Ci eravamo lasciati con una domanda: Taylor Sheridan riuscirà a chiudere questa immensa stagione? Con il sesto episodio della seconda stagione di 1923, abbiamo avuto la risposta. Ed è davvero brutale.
Sheridan comincia a tirare le fila della sua storia. E lo fa senza utilizzare i guanti. Senza delicatezza, non sistema le cose con eleganza: prende la motosega e taglia, senza guardare in faccia nessuno. Personaggi costruiti con cura vengono spazzati via in un batter d’occhio, il sangue scorre senza tregua, e il racconto si trasforma in una mattanza che lascia lo spettatore stordito. Senza fiato. Non importa se i rami siano secchi o ancora verdi: si pota tutto.

Il risultato è un episodio che, pur mantenendo intatta la potenza emotiva della serie, si prende alcune inaspettate libertà con la trama. Certe scelte narrative sembrano eccessive, altre appaiono addirittura quasi sadiche e dolorose. Ma una cosa è certa: Sheridan non ha pietà per nessuno. Né per i suoi personaggi, né per noi.
E visto che gli eventi si accavallano con un ritmo frenetico, proviamo a ricostruire la puntata seguendo il destino dei personaggi principali.

Teonna Rainwater: la vendetta ha un prezzo

Teonna e il padre affrontano il dolore condividendolo
Credits: Paramount+

Teonna si è ormai lasciata alle spalle l’incubo del collegio cattolico, ma il suo viaggio di fuga si trasforma in un’odissea di sangue.
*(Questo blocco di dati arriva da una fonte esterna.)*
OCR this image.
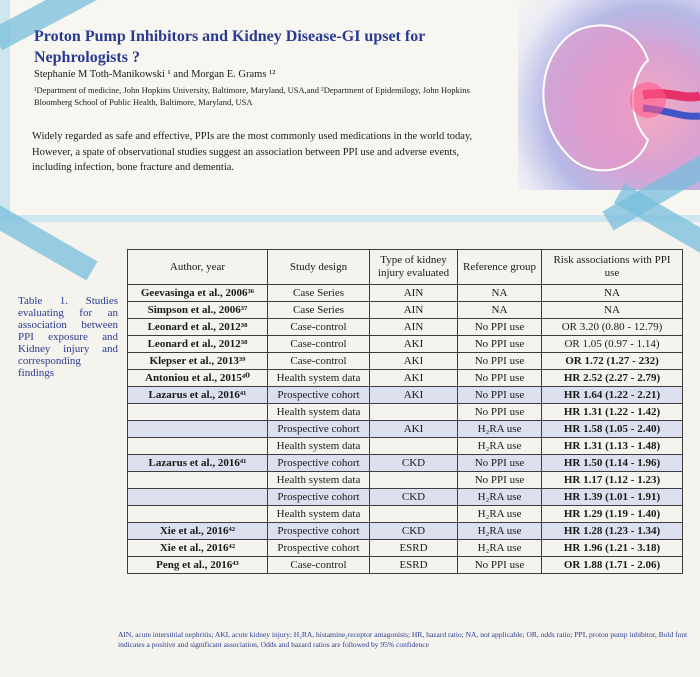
Proton Pump Inhibitors and Kidney Disease-GI upset for Nephrologists ?
Stephanie M Toth-Manikowski ¹ and Morgan E. Grams ¹²
¹Department of medicine, John Hopkins University, Baltimore, Maryland, USA,and ²Department of Epidemilogy, John Hopkins Bloomberg School of Public Health, Baltimore, Maryland, USA
Widely regarded as safe and effective, PPIs are the most commonly used medications in the world today, However, a spate of observational studies suggest an association between PPI use and adverse events, including infection, bone fracture and dementia.
Table 1. Studies evaluating for an association between PPI exposure and Kidney injury and corresponding findings
Author, year	Study design	Type of kidney injury evaluated	Reference group	Risk associations with PPI use
Geevasinga et al., 2006³⁶	Case Series	AIN	NA	NA
Simpson et al., 2006³⁷	Case Series	AIN	NA	NA
Leonard et al., 2012³⁸	Case-control	AIN	No PPI use	OR 3.20 (0.80 - 12.79)
Leonard et al., 2012³⁸	Case-control	AKI	No PPI use	OR 1.05 (0.97 - 1.14)
Klepser et al., 2013³⁹	Case-control	AKI	No PPI use	OR 1.72 (1.27 - 232)
Antoniou et al., 2015⁴⁰	Health system data	AKI	No PPI use	HR 2.52 (2.27 - 2.79)
Lazarus et al., 2016⁴¹	Prospective cohort	AKI	No PPI use	HR 1.64 (1.22 - 2.21)
	Health system data		No PPI use	HR 1.31 (1.22 - 1.42)
	Prospective cohort	AKI	H₂RA use	HR 1.58 (1.05 - 2.40)
	Health system data		H₂RA use	HR 1.31 (1.13 - 1.48)
Lazarus et al., 2016⁴¹	Prospective cohort	CKD	No PPI use	HR 1.50 (1.14 - 1.96)
	Health system data		No PPI use	HR 1.17 (1.12 - 1.23)
	Prospective cohort	CKD	H₂RA use	HR 1.39 (1.01 - 1.91)
	Health system data		H₂RA use	HR 1.29 (1.19 - 1.40)
Xie et al., 2016⁴²	Prospective cohort	CKD	H₂RA use	HR 1.28 (1.23 - 1.34)
Xie et al., 2016⁴²	Prospective cohort	ESRD	H₂RA use	HR 1.96 (1.21 - 3.18)
Peng et al., 2016⁴³	Case-control	ESRD	No PPI use	OR 1.88 (1.71 - 2.06)
AIN, acute interstitial nephritis; AKI, acute kidney injury; H₂RA, histamine₂receptor antagonists; HR, hazard ratio; NA, not applicable; OR, odds ratio; PPI, proton pump inhibitor, Bold font indicates a positive and significant association, Odds and hazard ratios are followed by 95% confidence
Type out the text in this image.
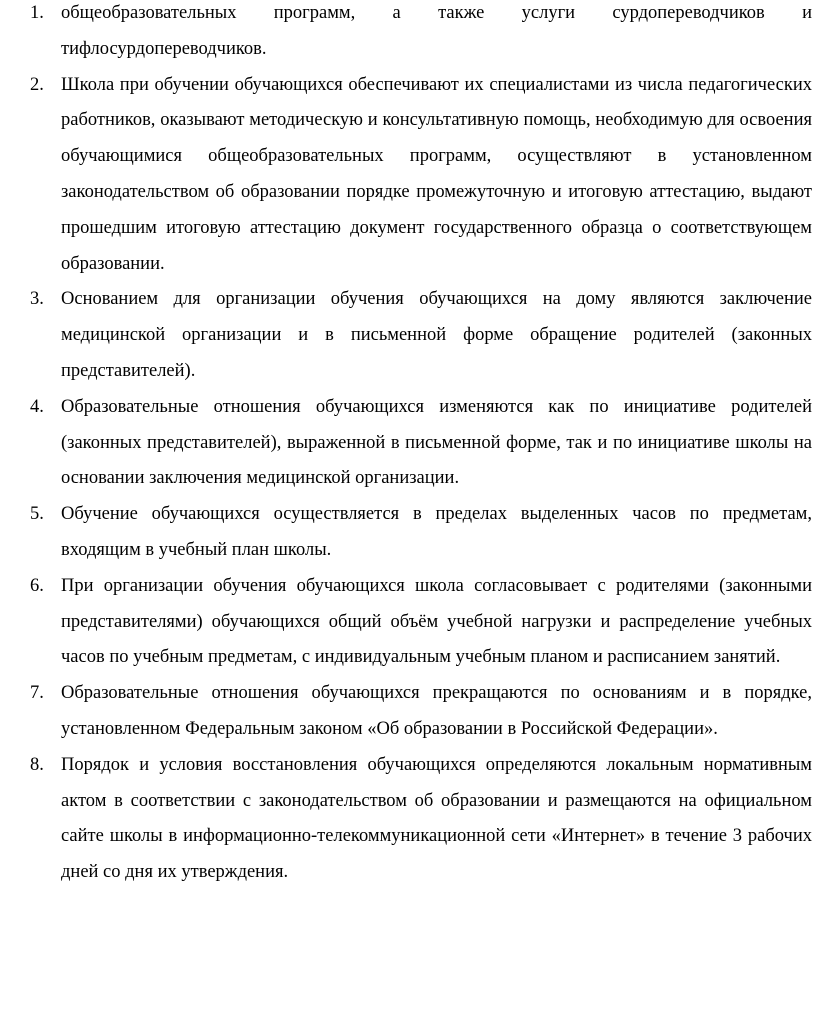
1. общеобразовательных программ, а также услуги сурдопереводчиков и тифлосурдопереводчиков.
2. Школа при обучении обучающихся обеспечивают их специалистами из числа педагогических работников, оказывают методическую и консультативную помощь, необходимую для освоения обучающимися общеобразовательных программ, осуществляют в установленном законодательством об образовании порядке промежуточную и итоговую аттестацию, выдают прошедшим итоговую аттестацию документ государственного образца о соответствующем образовании.
3. Основанием для организации обучения обучающихся на дому являются заключение медицинской организации и в письменной форме обращение родителей (законных представителей).
4. Образовательные отношения обучающихся изменяются как по инициативе родителей (законных представителей), выраженной в письменной форме, так и по инициативе школы на основании заключения медицинской организации.
5. Обучение обучающихся осуществляется в пределах выделенных часов по предметам, входящим в учебный план школы.
6. При организации обучения обучающихся школа согласовывает с родителями (законными представителями) обучающихся общий объём учебной нагрузки и распределение учебных часов по учебным предметам, с индивидуальным учебным планом и расписанием занятий.
7. Образовательные отношения обучающихся прекращаются по основаниям и в порядке, установленном Федеральным законом «Об образовании в Российской Федерации».
8. Порядок и условия восстановления обучающихся определяются локальным нормативным актом в соответствии с законодательством об образовании и размещаются на официальном сайте школы в информационно-телекоммуникационной сети «Интернет» в течение 3 рабочих дней со дня их утверждения.
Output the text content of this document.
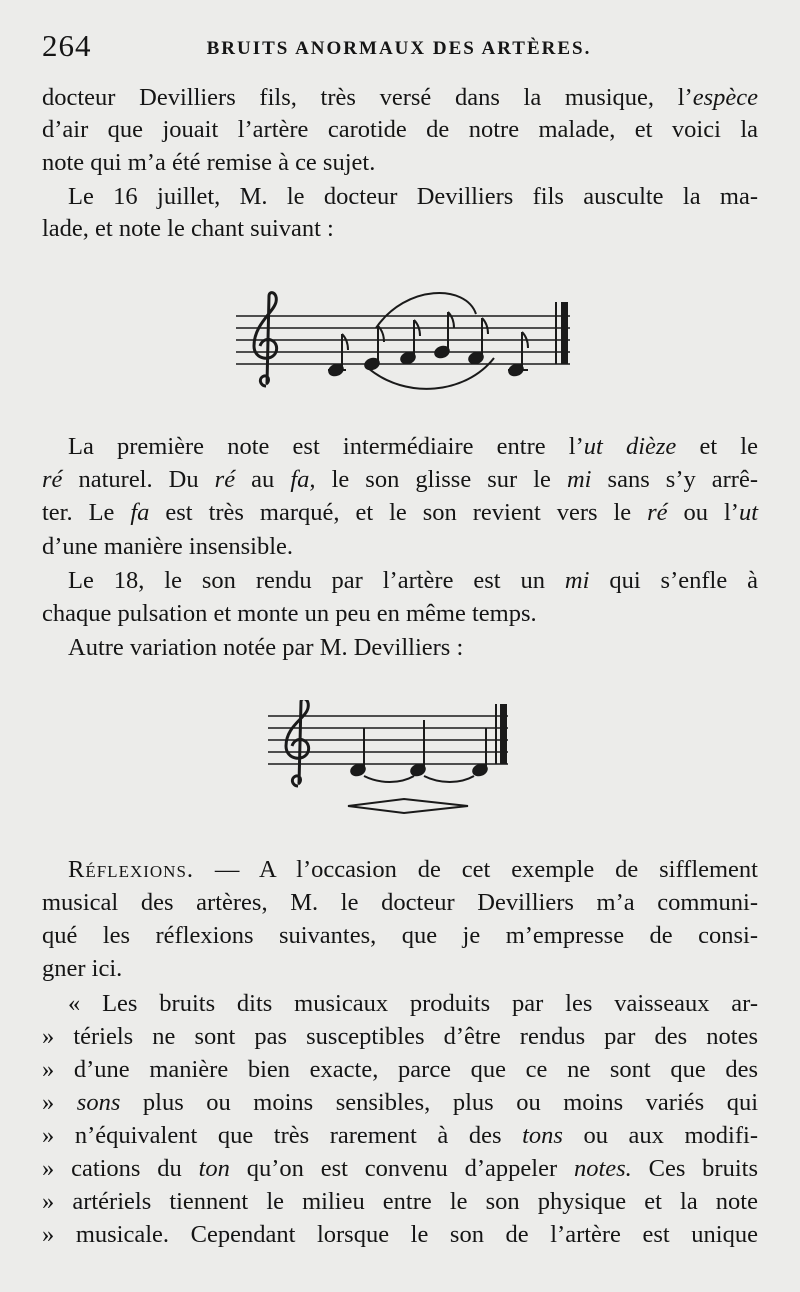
264	BRUITS ANORMAUX DES ARTÈRES.
docteur Devilliers fils, très versé dans la musique, l’espèce
d’air que jouait l’artère carotide de notre malade, et voici la
note qui m’a été remise à ce sujet.
Le 16 juillet, M. le docteur Devilliers fils ausculte la ma-
lade, et note le chant suivant :
La première note est intermédiaire entre l’ut dièze et le
ré naturel. Du ré au fa, le son glisse sur le mi sans s’y arrê-
ter. Le fa est très marqué, et le son revient vers le ré ou l’ut
d’une manière insensible.
Le 18, le son rendu par l’artère est un mi qui s’enfle à
chaque pulsation et monte un peu en même temps.
Autre variation notée par M. Devilliers :
Réflexions. — A l’occasion de cet exemple de sifflement
musical des artères, M. le docteur Devilliers m’a communi-
qué les réflexions suivantes, que je m’empresse de consi-
gner ici.
« Les bruits dits musicaux produits par les vaisseaux ar-
» tériels ne sont pas susceptibles d’être rendus par des notes
» d’une manière bien exacte, parce que ce ne sont que des
» sons plus ou moins sensibles, plus ou moins variés qui
» n’équivalent que très rarement à des tons ou aux modifi-
» cations du ton qu’on est convenu d’appeler notes. Ces bruits
» artériels tiennent le milieu entre le son physique et la note
» musicale. Cependant lorsque le son de l’artère est unique
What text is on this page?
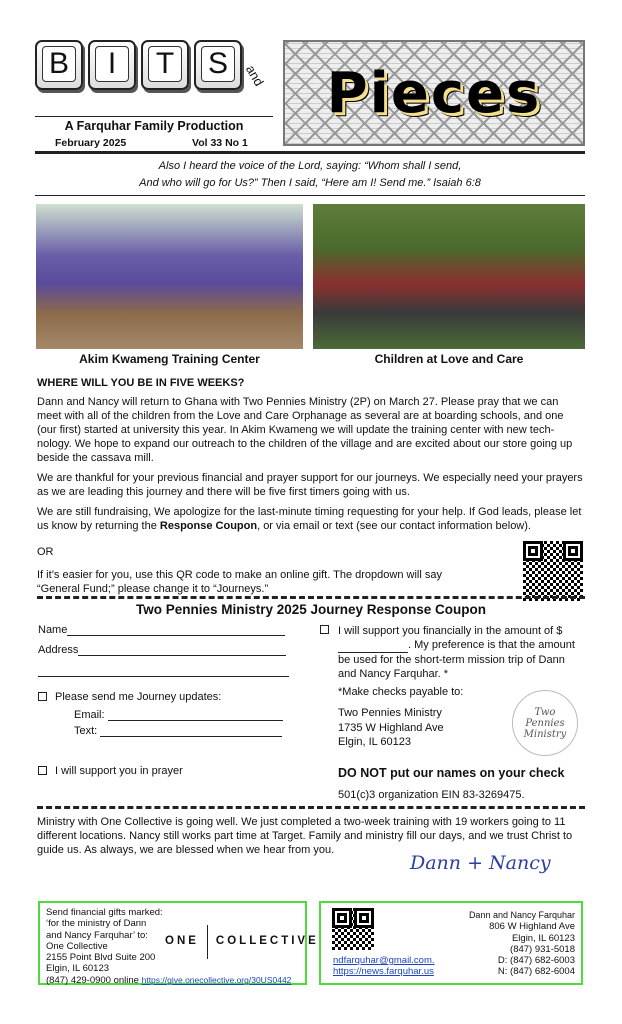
B	I	T S	and Pieces
A Farquhar Family Production
February 2025	Vol 33 No 1
Also I heard the voice of the Lord, saying: “Whom shall I send,
And who will go for Us?” Then I said, “Here am I! Send me.” Isaiah 6:8
Akim Kwameng Training Center	Children at Love and Care
WHERE WILL YOU BE IN FIVE WEEKS?

Dann and Nancy will return to Ghana with Two Pennies Ministry (2P) on March 27. Please pray that we can meet with all of the children from the Love and Care Orphanage as several are at boarding schools, and one (our first) started at university this year. In Akim Kwameng we will update the training center with new tech-nology. We hope to expand our outreach to the children of the village and are excited about our store going up beside the cassava mill.

We are thankful for your previous financial and prayer support for our journeys. We especially need your prayers as we are leading this journey and there will be five first timers going with us.

We are still fundraising, We apologize for the last-minute timing requesting for your help. If God leads, please let us know by returning the Response Coupon, or via email or text (see our contact information below).

OR
If it’s easier for you, use this QR code to make an online gift. The dropdown will say “General Fund;” please change it to “Journeys.”
Two Pennies Ministry 2025 Journey Response Coupon
Name
Address
Please send me Journey updates:
Email:
Text:
I will support you in prayer
I will support you financially in the amount of $. My preference is that the amount be used for the short-term mission trip of Dann and Nancy Farquhar. *
*Make checks payable to:
Two Pennies Ministry
1735 W Highland Ave
Elgin, IL 60123
Two Pennies Ministry
DO NOT put our names on your check
501(c)3 organization EIN 83-3269475.
Ministry with One Collective is going well. We just completed a two-week training with 19 workers going to 11 different locations. Nancy still works part time at Target. Family and ministry fill our days, and we trust Christ to guide us. As always, we are blessed when we hear from you.
Dann + Nancy
Send financial gifts marked:
‘for the ministry of Dann
and Nancy Farquhar’ to:
One Collective
2155 Point Blvd Suite 200
Elgin, IL 60123
(847) 429-0900 online https://give.onecollective.org/30US0442
ONE COLLECTIVE
ndfarquhar@gmail.com.
https://news.farquhar.us
Dann and Nancy Farquhar
806 W Highland Ave
Elgin, IL 60123
(847) 931-5018
D: (847) 682-6003
N: (847) 682-6004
Dopo aver trovato il corpo di Pete Plenty Clouds, capisce che la sua battaglia non è ancora finita. Padre Renaud è sulle sue tracce, e la resa dei conti arriva nel modo più violento possibile.

Il prete, che fin da subito si era capito non essere uno stinco di santo, completa il suo percorso nel sentiero della perdizione uccidendo il maresciallo Kent con una freddezza sconcertante. La scena è di quelle che restano impresse. L’uomo di Dio è stufo di vedere il maresciallo abusare del suo ruolo e gli chiede di smetterla. Non lo fa educatamente ma con la pistola che porta al suo fianco. Una cosa piuttosto sorprendente, che lascia il segno. Ma che intanto chiude una sottotrama.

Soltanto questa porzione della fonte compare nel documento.